New rules for Navigation category

  • WCAG 2.4.5: More than one way: site map, inter page navigational links, website search feature
  • WCAG 3.2.3 :Consistent Navigation (same relative order)
  • WCAG 3.2.4: Consistent identification (same names)

JG: Navigation Rule 1

JG: At least two of the following features must be used to find content in a website

  1. website search feature
  2. list of links for navigation between pages
  3. breadcrumbs or sand trail
  4. dedicated page that serves as site map
  5. home page includes a list of links to all other pages in the website

JG: These are the five ways to comply with 2.4.5.

JG: The next two rules are for 3.2.3: Consistent Navigation (same relative order)

JG: Navigation Rule 2

JG: Consistent ordering of main, navigation, search, banner and contentinfo landmarks on each page of a website

JG: Navigation Rule 3:

JG: Consistent ordering of h1 and h2 elements that mark major sections on each page of a website (also for 3.2.3)

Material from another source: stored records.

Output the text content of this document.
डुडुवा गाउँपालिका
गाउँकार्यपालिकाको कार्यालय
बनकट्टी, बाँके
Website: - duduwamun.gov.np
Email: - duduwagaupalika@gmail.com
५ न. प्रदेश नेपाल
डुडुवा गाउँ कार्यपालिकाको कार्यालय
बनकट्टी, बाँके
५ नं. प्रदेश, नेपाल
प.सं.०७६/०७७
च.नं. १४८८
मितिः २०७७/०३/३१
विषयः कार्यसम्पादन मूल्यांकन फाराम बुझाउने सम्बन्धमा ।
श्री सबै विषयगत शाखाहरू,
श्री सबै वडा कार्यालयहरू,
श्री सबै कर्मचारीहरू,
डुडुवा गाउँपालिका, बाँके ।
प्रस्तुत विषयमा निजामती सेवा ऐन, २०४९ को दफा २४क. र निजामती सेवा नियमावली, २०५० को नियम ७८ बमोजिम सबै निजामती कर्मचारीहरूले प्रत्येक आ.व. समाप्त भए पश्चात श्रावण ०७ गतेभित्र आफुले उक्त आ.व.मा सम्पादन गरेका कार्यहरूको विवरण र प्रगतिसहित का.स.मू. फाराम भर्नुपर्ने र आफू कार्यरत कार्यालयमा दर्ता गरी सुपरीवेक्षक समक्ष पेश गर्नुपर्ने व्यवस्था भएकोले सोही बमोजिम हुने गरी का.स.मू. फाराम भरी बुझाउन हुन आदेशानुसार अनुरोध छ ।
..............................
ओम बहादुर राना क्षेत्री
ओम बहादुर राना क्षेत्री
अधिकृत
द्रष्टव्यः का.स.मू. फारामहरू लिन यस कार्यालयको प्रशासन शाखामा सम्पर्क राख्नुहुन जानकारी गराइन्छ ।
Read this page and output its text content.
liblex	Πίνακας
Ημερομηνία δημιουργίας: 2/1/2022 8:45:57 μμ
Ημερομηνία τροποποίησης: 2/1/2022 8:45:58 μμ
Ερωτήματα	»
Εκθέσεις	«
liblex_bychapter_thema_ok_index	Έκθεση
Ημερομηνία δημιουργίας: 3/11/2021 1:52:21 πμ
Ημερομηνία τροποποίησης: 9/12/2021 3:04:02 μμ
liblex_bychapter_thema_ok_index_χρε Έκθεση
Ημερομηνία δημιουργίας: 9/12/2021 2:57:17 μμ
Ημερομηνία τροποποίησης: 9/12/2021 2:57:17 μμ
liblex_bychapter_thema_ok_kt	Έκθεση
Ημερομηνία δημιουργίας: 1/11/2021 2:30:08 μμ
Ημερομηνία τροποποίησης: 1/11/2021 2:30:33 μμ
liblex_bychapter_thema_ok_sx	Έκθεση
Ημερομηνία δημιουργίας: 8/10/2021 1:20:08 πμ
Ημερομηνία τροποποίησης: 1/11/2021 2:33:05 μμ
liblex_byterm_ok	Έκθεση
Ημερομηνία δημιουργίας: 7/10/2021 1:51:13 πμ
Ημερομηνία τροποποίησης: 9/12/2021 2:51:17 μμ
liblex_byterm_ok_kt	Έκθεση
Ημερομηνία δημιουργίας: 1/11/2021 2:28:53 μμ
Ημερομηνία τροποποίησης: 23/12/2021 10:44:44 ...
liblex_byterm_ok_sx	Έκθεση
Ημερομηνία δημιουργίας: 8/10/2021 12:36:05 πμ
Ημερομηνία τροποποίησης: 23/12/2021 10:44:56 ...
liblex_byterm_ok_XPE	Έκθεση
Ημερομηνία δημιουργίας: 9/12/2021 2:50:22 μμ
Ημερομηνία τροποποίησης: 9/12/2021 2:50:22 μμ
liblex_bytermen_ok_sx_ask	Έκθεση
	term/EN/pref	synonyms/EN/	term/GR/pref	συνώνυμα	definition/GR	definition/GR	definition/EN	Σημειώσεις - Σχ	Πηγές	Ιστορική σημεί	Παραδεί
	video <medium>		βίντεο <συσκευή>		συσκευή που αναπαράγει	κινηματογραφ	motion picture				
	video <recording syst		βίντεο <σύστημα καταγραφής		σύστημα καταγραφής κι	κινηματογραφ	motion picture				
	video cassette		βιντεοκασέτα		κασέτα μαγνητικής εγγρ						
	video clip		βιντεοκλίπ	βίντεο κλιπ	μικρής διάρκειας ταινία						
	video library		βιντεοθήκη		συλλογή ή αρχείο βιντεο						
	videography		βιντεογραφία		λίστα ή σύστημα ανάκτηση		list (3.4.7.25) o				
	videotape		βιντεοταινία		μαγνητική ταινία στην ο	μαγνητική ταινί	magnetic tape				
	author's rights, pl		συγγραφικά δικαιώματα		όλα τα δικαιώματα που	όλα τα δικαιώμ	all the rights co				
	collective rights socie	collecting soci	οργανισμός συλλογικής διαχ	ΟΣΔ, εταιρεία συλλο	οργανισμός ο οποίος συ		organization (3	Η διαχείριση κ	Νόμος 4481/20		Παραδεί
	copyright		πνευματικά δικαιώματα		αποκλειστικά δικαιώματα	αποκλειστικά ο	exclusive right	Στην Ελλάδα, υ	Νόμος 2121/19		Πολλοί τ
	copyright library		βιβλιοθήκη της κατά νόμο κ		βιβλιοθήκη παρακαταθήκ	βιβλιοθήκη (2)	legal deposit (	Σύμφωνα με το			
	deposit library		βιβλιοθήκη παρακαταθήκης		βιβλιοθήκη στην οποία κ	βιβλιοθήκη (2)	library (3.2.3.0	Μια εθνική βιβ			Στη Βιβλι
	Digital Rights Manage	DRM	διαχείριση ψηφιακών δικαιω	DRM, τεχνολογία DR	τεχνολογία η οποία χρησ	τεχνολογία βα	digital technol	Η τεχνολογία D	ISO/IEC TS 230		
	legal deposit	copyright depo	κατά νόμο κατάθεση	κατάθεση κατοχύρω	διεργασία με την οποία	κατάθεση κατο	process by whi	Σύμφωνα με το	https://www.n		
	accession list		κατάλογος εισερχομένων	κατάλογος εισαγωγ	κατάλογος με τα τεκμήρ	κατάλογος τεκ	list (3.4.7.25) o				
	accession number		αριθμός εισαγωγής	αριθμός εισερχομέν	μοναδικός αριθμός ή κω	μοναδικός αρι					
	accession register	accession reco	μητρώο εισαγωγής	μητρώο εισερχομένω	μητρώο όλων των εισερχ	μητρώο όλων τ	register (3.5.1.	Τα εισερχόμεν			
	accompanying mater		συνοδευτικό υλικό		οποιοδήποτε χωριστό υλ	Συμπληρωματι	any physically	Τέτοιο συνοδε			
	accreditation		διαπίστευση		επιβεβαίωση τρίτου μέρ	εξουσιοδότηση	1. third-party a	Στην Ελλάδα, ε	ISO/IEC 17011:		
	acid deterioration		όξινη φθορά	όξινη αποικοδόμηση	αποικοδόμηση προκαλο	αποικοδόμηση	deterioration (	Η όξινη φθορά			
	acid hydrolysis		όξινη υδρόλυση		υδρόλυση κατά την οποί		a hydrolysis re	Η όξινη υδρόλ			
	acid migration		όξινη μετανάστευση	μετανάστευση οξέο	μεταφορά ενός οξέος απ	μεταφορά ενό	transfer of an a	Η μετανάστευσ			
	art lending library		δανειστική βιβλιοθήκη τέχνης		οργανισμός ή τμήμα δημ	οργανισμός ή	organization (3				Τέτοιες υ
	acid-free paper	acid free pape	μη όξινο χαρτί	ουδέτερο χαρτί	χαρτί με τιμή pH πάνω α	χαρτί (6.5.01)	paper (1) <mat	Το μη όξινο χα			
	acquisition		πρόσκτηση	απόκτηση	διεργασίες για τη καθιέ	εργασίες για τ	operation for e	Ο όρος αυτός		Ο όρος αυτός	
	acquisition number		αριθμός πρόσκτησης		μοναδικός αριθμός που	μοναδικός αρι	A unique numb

RS: Don't we need to go beyond the h2 level?

JG: h1 and h2 are the only heading elements for which we have rules that specifically address indicating main sections of pages.

RS: Could have additional regions on page.

JG: Developers could see this as a template rule: go through all of my templates to look at consistency.

JG: The "manual checking techniques" that we provide could discuss templates.

JG: WCAG How to Meet: labels for form controls, headings, landmarks, alt text on images

JG: These would be manual check rules.

JG: Do not have rules yet for 3.2.4


JG: Have updated link hrefs on downloads page for OAA Evaluation Library.